As more digital news is blocked behind pay walls, news providers compete for subscribers, promising higher-quality content and perks. Membership has its privileges. At least at The Times and the Sunday Times, part of News Corp´s UK unit, digital pack subscribers will be able to accompany their digital news consumption to tunes from Spotify, a music-streaming service with worldwide reach.
With advertising revenue in the newspaper industry dropping to new lows, the number of digital news services erecting pay walls has risen dramatically during recent years. Since 2010, The Times has instituted a pay wall, and it offers subscribers weekly, monthly and yearly subscription options on personal computers and/or mobile devices. Some packages combine print and smartphone access options.
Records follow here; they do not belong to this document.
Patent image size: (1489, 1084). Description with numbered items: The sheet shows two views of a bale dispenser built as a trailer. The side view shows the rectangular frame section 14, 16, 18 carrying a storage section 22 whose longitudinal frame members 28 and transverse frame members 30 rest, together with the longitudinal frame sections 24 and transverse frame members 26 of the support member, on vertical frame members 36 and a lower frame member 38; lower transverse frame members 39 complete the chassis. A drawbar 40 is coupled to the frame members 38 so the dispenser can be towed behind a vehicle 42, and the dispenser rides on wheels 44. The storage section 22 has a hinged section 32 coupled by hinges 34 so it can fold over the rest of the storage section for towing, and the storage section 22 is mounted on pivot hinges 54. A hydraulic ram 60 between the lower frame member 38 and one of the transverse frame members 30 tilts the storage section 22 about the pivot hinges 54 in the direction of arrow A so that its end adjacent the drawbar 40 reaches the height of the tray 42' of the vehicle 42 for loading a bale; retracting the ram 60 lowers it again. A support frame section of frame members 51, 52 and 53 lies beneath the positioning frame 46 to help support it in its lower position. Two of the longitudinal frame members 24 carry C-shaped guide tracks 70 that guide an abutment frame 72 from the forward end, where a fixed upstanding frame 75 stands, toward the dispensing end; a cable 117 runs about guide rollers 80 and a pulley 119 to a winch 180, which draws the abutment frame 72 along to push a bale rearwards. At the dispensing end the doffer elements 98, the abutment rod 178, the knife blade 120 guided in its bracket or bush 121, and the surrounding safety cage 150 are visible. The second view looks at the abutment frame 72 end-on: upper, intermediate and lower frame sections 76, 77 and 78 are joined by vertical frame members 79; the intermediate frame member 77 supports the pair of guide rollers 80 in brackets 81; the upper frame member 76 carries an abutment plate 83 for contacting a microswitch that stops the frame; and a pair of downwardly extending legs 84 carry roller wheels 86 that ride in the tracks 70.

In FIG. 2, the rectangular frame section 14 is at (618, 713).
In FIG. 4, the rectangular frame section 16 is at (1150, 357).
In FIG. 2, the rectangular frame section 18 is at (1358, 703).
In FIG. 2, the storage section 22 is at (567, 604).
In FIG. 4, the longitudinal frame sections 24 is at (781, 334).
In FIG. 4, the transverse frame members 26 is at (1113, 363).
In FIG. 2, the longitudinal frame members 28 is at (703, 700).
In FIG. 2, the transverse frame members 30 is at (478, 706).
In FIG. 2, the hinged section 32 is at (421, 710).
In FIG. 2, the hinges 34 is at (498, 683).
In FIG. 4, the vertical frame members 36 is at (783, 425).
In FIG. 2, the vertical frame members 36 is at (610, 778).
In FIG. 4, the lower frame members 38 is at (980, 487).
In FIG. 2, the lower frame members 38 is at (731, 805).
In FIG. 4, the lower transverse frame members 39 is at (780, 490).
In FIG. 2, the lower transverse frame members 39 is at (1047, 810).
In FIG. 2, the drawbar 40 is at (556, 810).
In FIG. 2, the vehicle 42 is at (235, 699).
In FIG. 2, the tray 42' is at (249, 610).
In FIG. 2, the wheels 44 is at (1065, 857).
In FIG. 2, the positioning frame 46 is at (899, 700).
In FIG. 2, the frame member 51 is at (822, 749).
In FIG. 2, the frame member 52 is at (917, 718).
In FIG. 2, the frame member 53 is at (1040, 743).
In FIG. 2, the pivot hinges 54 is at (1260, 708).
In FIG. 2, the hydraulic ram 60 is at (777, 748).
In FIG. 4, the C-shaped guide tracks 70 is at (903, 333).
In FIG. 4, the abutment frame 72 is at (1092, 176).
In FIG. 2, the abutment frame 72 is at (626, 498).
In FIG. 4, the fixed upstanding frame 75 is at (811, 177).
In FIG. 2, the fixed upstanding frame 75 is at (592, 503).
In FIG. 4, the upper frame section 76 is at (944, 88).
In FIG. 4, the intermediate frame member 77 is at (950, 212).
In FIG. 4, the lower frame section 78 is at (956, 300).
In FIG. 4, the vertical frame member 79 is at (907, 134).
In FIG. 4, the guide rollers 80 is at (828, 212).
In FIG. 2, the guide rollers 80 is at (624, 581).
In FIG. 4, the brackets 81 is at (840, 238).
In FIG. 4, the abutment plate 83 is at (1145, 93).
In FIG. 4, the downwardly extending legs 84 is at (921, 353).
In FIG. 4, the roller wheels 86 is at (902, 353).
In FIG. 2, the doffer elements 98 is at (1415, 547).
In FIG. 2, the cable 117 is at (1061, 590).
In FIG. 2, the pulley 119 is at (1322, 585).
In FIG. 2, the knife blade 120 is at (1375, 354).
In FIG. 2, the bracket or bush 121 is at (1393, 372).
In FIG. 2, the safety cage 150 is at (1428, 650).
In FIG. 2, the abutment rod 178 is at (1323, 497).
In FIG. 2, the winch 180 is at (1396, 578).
The package that offers unlimited music without adverts from Spotify is the digital package. With a 12-month contract, subscribers get the smartphone app, full access to both websites and e-papers, the tablet edition, and Times+. The Times+ benefits subscribers are eligible for included “culture rewards”, such as books, CDs, and DVDs.
The digital pack sells for £6 per week – one of its pricier packages. Spotify Premium costs £9.99 per month. The Times and Sunday Times have a digital subscription base of 153,000, as well as 207,000 print subscribers. Partnering with Spotify is a strategy for making its pay wall model pay off.
News UKs chief marketing officer is enthusiastic about this latest pay wall deal sweetener: “Music is one of the top passions of readers of The Times and the Sunday Times and it is our aim to provide new services to our membership base to add value to their subscription. It is great to be working with a like-minded brand that also offers premium paid-for content.”
This weekend´s Sunday Times Culture supplement initiates a focus on music that will extend through the week. Spotify’s head of media partnerships, Peter de Bruin, sees an affinity between the two digital content providers. Both Spotify and The Times, said De Bruin have, “digitally-savvy, culturally-engaged audiences”.
Spotify has meanwhile expanded its free content, offering non-subscriber access – with adverts – to the streaming music service´s 20 million song titles. In December 2013, Spotify added 20 new markets in Europe, South America, and Central America.